Un paesaggio angosciosamente terso fa da sfondo agli elementi pittorici dei quadri di Umberto Fabrocile. Sembra quasi che la visione delle opere avvenga, e può solo avvenire, attraverso un filtro di una lastra di vetro che, seppur separandoci, ci coinvolge nella realtà di un oggetto quotidiano, anche se, al tempo stesso, ne impedisce il contatto, l’appropriazione, poiché l’oggetto ha subito un processo di iconizzazione ed è diventato segno artistico, acquisendo un valore semantico amplificato. La sua dimensione di reale resta nell’ombra che si staglia da esso, o nell’inquietante rappresentazione statica di un momento cinetico quale il gocciolare di panni stesi ad asciugare o il loro sventolare al vento. Ovunque, tracce di una presenza discreta, appena accennata. Ma l’artista si concede anche a giochi di seduzione mentale più raffinati. Allora le ombre si trasformano in linee di confine, dove il dettaglio diviene fine a sé stesso nel suo netto isolamento spaziale dal contesto; ma è anche parte emotiva di un tutto composto da mondi paralleli che si intravedono tra loro, si sbirciano, ma non si intersecano. Sta a chi guarda, la scelta di andare oltre la linea di confine.

(Patrizio Siviero, Caserta 23 marzo 2002)

La prima interpretazione dei lavori recenti di Umberto Fabrocile si concentra sul significato simbolico dell’arte come segno d’origine di una dimensione metaforica che costituisce un linguaggio “altro”, integrativo e talora alternativo della pagina scritta e della parola. Interpretazione che insegue il contenuto iconografico dell’opera e il suo progetto espositivo, caratterizzati da una forma espressiva nitida, da un linguaggio pulito ed essenziale, segnato da un lucido e intenso realismo visivo che si alimenta di multiple e alternate suggestioni ( il vuoto e il pieno, lo scaffale e l’oggetto su di esso collocato, il titolo dell’opera rappresentata e la sua traduzione allusiva e così via). Ad una successiva lettura si coglie però un senso più nascosto, più psicologico si direbbe, ma anche più poetico dell’arte. Si avverte che le opere non sono state scelte per caso e neppure con un criterio puramente coreografico o visivo: la scelta risponde ad un percorso interiore: un percorso affatto interpretato senza un principio e naturalmente senza un fine. L’opera cioè e la sua immagine riflessa e trasposta costituiscono il luogo di una dialettica speculazione della vita, quella dell’artista che interpreta il mondo in una forma visibile che corrisponde a quella invisibile, quella dell’artista che legge i nessi della stessa sua esistenza nel dialogo con l’altro da sé riflesso e mediato nell’immagine.Di qui, anche, lo stile di Fabrocile: la levigatura del tratto, l’evidenza tecnica, la scelta stessa di una forma di iperrealismo intimista e controllato.

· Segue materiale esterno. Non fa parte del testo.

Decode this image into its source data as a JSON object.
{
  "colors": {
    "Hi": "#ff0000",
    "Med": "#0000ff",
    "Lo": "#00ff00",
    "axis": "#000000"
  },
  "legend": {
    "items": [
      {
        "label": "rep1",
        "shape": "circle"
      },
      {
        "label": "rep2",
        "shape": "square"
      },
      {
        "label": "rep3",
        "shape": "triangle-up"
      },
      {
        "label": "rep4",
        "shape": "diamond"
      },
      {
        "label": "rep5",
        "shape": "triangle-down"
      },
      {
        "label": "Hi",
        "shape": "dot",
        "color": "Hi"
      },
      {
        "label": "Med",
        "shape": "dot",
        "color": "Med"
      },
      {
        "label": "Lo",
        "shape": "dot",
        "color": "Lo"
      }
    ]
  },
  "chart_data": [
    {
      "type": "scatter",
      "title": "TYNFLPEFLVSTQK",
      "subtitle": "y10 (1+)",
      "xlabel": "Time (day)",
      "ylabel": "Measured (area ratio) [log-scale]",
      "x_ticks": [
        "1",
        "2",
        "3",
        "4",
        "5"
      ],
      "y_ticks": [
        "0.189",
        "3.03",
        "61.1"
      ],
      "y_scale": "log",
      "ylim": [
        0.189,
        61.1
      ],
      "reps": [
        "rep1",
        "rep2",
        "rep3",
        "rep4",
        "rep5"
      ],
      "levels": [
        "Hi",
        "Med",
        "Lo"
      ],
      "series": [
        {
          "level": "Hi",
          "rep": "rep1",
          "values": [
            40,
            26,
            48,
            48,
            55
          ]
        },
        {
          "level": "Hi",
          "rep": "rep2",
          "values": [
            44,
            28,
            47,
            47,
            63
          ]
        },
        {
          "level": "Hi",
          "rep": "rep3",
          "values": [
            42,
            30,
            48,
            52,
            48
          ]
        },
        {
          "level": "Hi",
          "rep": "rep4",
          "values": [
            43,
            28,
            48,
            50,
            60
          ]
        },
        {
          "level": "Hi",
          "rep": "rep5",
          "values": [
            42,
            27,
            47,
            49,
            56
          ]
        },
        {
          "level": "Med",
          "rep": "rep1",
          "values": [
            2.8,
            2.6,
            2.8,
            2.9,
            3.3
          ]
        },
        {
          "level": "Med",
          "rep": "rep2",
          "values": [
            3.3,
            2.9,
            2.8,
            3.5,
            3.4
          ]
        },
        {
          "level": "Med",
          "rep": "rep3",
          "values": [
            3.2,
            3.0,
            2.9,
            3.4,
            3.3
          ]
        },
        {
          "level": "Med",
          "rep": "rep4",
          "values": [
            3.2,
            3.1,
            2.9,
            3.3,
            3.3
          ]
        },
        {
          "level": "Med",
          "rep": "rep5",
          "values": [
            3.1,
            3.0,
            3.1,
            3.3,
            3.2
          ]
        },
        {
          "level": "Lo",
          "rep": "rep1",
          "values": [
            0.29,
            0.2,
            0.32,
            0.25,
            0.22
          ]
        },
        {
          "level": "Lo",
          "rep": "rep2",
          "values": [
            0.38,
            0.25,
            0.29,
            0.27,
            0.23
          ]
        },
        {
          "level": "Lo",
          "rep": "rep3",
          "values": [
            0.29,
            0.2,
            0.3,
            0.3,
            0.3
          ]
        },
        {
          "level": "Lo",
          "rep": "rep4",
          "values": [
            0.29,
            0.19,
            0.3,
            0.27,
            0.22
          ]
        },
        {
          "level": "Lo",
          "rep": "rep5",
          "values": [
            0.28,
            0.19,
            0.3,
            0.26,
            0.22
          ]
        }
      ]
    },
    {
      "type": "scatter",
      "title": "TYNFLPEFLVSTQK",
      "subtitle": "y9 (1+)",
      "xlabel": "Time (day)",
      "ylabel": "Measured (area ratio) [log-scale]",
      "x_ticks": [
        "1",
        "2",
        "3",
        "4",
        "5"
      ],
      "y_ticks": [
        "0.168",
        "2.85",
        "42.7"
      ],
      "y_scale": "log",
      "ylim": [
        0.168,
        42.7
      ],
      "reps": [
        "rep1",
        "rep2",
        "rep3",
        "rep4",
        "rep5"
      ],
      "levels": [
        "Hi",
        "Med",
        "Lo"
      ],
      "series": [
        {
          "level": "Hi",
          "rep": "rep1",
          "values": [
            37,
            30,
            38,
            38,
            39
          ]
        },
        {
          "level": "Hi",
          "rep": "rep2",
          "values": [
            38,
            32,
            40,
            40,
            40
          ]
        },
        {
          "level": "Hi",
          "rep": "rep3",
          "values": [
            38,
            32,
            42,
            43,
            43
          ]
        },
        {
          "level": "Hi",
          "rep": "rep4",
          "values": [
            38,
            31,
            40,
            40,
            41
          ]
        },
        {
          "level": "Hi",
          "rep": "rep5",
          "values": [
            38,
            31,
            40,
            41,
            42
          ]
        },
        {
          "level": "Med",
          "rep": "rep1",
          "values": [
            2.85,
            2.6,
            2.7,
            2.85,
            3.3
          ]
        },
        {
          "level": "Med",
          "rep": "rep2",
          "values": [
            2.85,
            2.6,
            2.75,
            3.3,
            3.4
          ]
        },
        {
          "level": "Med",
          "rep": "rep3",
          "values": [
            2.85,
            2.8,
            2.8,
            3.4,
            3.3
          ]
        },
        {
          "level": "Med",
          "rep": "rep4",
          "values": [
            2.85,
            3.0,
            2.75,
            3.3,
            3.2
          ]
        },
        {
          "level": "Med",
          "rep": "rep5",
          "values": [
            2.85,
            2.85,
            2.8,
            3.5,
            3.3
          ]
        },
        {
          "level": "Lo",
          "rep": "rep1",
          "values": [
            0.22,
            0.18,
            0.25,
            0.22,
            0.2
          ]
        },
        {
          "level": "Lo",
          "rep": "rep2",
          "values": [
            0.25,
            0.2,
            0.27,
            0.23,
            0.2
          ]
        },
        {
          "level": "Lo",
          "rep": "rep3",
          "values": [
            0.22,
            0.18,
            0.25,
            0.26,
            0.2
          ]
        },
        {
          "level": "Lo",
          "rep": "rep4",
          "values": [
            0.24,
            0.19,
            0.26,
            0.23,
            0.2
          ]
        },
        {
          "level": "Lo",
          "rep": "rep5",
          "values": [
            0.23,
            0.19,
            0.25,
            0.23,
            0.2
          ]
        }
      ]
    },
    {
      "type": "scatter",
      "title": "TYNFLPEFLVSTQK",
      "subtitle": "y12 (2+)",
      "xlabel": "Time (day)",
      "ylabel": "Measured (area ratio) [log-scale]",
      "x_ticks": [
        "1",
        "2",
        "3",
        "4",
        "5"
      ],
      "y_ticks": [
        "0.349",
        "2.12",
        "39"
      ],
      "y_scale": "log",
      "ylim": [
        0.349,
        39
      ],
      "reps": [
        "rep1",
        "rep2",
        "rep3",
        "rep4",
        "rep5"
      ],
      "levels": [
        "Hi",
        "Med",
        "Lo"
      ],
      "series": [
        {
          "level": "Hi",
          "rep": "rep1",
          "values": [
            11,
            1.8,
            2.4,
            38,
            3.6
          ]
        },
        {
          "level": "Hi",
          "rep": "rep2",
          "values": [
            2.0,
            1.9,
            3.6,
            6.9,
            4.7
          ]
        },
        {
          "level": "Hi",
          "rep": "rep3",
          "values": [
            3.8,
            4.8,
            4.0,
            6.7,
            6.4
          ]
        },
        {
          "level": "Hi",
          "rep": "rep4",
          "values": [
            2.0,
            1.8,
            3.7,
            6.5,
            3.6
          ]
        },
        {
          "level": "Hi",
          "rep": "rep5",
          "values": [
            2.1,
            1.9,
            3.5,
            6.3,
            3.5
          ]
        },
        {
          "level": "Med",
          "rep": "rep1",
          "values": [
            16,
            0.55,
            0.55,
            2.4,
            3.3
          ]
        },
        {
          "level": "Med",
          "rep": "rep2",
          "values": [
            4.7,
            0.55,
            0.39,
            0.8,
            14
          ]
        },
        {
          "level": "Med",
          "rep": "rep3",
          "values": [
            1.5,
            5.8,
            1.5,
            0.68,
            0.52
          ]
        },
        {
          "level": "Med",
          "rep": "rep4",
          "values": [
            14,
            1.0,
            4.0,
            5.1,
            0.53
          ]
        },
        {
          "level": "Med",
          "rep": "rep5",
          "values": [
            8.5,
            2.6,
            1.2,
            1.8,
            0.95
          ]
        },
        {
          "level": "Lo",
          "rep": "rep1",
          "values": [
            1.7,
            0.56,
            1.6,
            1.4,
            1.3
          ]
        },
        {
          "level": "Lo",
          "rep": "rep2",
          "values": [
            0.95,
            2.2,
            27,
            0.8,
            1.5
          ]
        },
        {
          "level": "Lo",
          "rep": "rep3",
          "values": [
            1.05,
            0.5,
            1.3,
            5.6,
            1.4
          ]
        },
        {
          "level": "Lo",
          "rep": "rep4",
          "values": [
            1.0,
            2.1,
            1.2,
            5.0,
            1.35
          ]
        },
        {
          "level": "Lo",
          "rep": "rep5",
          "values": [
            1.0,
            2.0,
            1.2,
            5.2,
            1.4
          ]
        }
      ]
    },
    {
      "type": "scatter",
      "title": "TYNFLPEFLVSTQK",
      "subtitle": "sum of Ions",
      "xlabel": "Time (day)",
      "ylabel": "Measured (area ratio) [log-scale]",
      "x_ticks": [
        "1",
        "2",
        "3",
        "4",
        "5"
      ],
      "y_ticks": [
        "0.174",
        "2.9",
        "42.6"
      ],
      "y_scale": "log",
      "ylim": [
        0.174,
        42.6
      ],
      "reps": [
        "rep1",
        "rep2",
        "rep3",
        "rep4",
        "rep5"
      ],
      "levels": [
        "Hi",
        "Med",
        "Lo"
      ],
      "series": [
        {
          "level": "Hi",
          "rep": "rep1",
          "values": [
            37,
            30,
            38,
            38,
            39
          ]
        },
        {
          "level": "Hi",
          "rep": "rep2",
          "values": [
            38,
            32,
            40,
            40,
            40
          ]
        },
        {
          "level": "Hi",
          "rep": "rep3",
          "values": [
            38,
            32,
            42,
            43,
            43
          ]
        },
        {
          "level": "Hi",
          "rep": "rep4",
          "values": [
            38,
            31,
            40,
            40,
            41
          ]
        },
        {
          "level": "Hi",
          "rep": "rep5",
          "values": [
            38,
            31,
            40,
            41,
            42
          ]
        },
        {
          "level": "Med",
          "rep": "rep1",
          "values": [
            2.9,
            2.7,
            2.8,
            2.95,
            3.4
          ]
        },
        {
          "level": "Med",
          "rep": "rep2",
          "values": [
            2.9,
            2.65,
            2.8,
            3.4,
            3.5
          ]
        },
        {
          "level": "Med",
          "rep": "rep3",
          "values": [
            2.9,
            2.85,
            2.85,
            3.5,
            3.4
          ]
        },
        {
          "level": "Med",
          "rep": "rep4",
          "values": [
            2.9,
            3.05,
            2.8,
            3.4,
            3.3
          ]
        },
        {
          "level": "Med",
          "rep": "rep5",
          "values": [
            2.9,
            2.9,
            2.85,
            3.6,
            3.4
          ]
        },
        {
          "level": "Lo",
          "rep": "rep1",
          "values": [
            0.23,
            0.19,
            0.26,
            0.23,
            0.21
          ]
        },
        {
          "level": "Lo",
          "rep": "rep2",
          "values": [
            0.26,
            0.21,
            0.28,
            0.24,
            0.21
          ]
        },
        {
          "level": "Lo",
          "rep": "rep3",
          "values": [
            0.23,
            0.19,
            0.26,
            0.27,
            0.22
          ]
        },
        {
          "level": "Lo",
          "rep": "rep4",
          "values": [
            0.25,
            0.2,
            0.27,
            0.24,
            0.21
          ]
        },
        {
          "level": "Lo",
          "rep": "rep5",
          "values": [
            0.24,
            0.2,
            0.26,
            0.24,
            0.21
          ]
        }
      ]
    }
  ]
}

C’è insomma nella ricerca di Fabrocile il tratto di una indagine intima, che aspira a una sintesi di vita, a tradursi in presenza intellettuale, in logica dei sentimenti e della sensibilità. Una logica che ha tempi lunghi, che si intuisce presupporre la persistenza del tempo e l’apprensione dei suoi spazi interiori, delle sue vie silenziose e profonde nei chiusi riverberi dell’emozione e della coscienza. Un tempo che dilata le sue pareti sensibili nella tesa coniugazione di visione e memoria psicologica, tra passato e presente, tra realtà e immaginazione.

(Giorgio Agnisola, testo in catalogo, Caserta 2003)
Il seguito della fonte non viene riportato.